Les métriques d'une boutique de goodies se répartissent en deux groupes. Les signaux opérationnels montrent si la boutique fonctionne bien : commandes, utilisateurs actifs, commandes répétées, coins utilisés, rotation des stocks, performance logistique et stock dormant. Les métriques de résultat montrent si le programme fonctionne, et elles appartiennent à l'objectif business que la boutique a été créée pour servir.
Le garde-fou d'abord. Ne jugez pas une boutique de goodies uniquement sur les commandes, les sessions ou le chiffre d'affaires. Une boutique salariés peut générer très peu de revenus et rester l'une des initiatives les plus rentables qu'une entreprise puisse mener. Une boutique peut afficher un nombre de commandes impressionnant tout en ne servant en rien l'objectif qui l'a financée.

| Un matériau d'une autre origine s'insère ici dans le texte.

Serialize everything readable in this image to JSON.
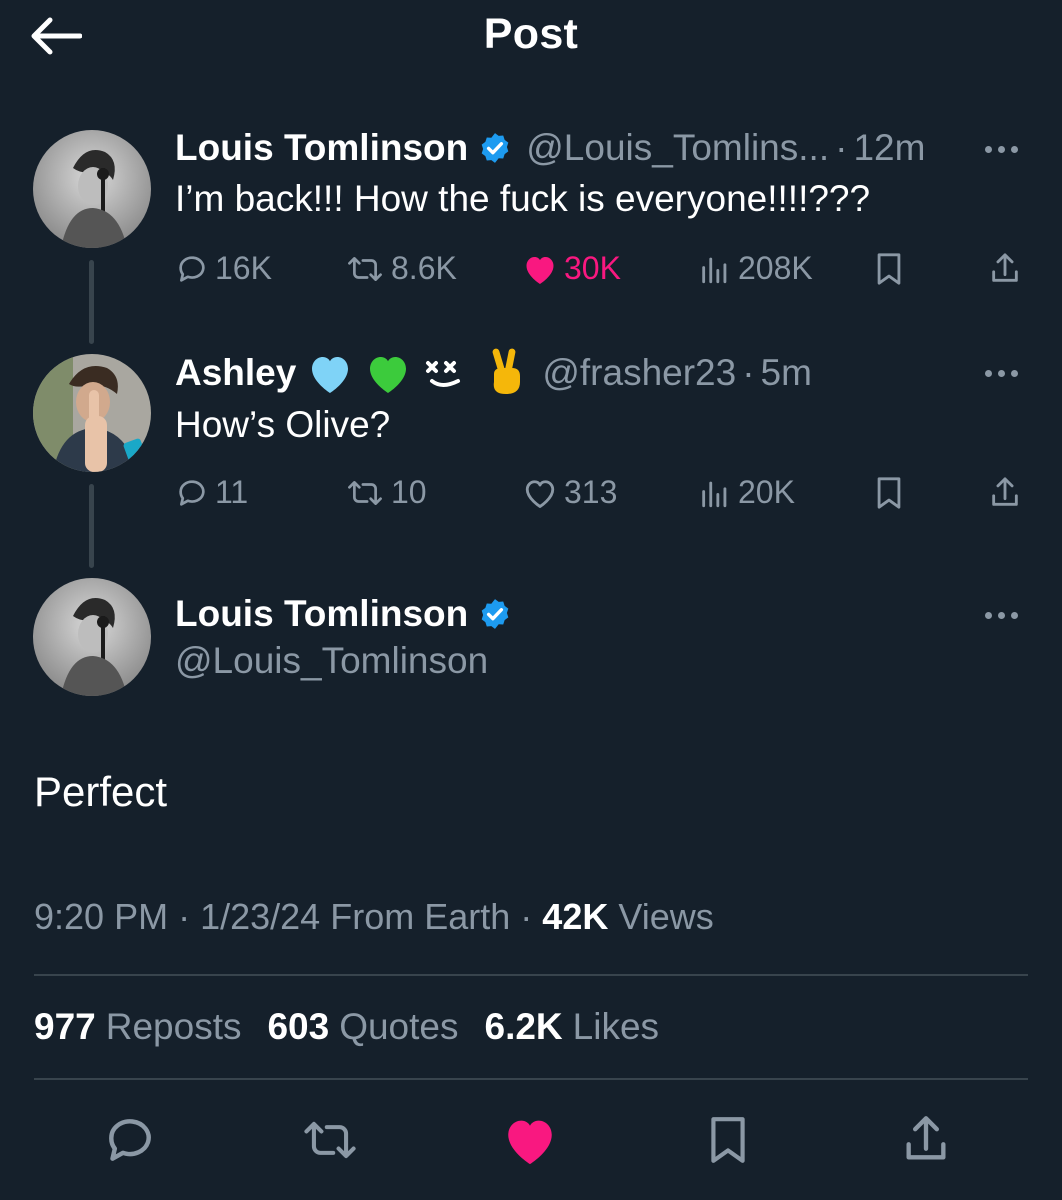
{
  "header": {
    "title": "Post"
  },
  "thread": [
    {
      "author_name": "Louis Tomlinson",
      "handle": "@Louis_Tomlins...",
      "time": "12m",
      "text": "I’m back!!! How the fuck is everyone!!!!???",
      "replies": "16K",
      "reposts": "8.6K",
      "likes": "30K",
      "views": "208K",
      "liked": true
    },
    {
      "author_name": "Ashley",
      "handle": "@frasher23",
      "time": "5m",
      "text": "How’s Olive?",
      "replies": "11",
      "reposts": "10",
      "likes": "313",
      "views": "20K",
      "liked": false,
      "name_emojis": [
        "light-blue-heart",
        "green-heart",
        "dizzy-face-emoji",
        "victory-hand"
      ]
    }
  ],
  "main_post": {
    "author_name": "Louis Tomlinson",
    "handle": "@Louis_Tomlinson",
    "text": "Perfect",
    "time": "9:20 PM",
    "date": "1/23/24",
    "source": "From Earth",
    "views_count": "42K",
    "views_label": "Views",
    "reposts_count": "977",
    "reposts_label": "Reposts",
    "quotes_count": "603",
    "quotes_label": "Quotes",
    "likes_count": "6.2K",
    "likes_label": "Likes"
  },
  "colors": {
    "background": "#15202b",
    "secondary_text": "#8b98a5",
    "like_pink": "#f91880",
    "verified_blue": "#1d9bf0",
    "divider": "#38444d"
  }
}
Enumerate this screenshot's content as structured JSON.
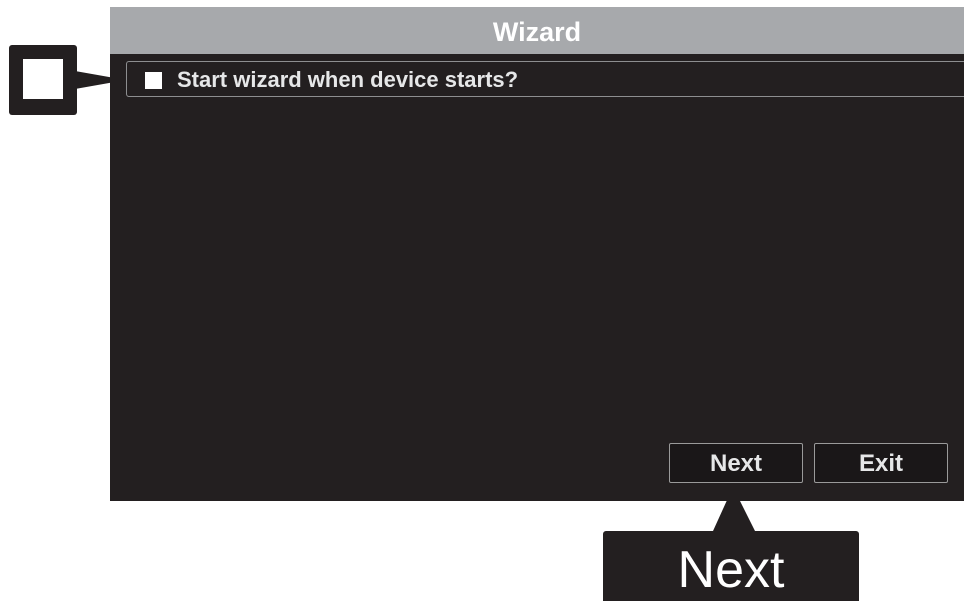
{
  "dialog": {
    "title": "Wizard",
    "option": {
      "label": "Start wizard when device starts?",
      "checked": false
    },
    "buttons": {
      "next_label": "Next",
      "exit_label": "Exit"
    }
  },
  "annotations": {
    "checkbox_callout_icon": "checkbox-icon",
    "next_callout_label": "Next"
  },
  "colors": {
    "dialog_background": "#231f20",
    "titlebar_background": "#a7a9ac",
    "text": "#e6e7e8"
  }
}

Le piège des métriques de vanité
Les tableaux de bord e-commerce sont conçus pour des boutiques marchandes. Ils rapportent ce qui compte pour un commerçant : sessions, taux de conversion, panier moyen, chiffre d'affaires. Appliqués à une boutique de goodies salariés, ces chiffres décrivent le mauvais univers.
Le chiffre d'affaires en est l'exemple le plus clair. Une boutique qui offre des crédits à tous et laisse chacun les utiliser génère presque aucun revenu et peut pourtant délivrer un excellent engagement, une forte rétention et une véritable ambassade de marque. À l'inverse, une boutique conçue pour maximiser le revenu généré par les salariés nuit généralement à ce qu'elle était censée soutenir. Cet arbitrage est le sujet de la boutique de goodies en ligne pour les salariés.
Les signaux opérationnels à suivre
Ces signaux comptent. Ils ne définissent simplement pas le succès. Considérez-les comme la santé de la machine.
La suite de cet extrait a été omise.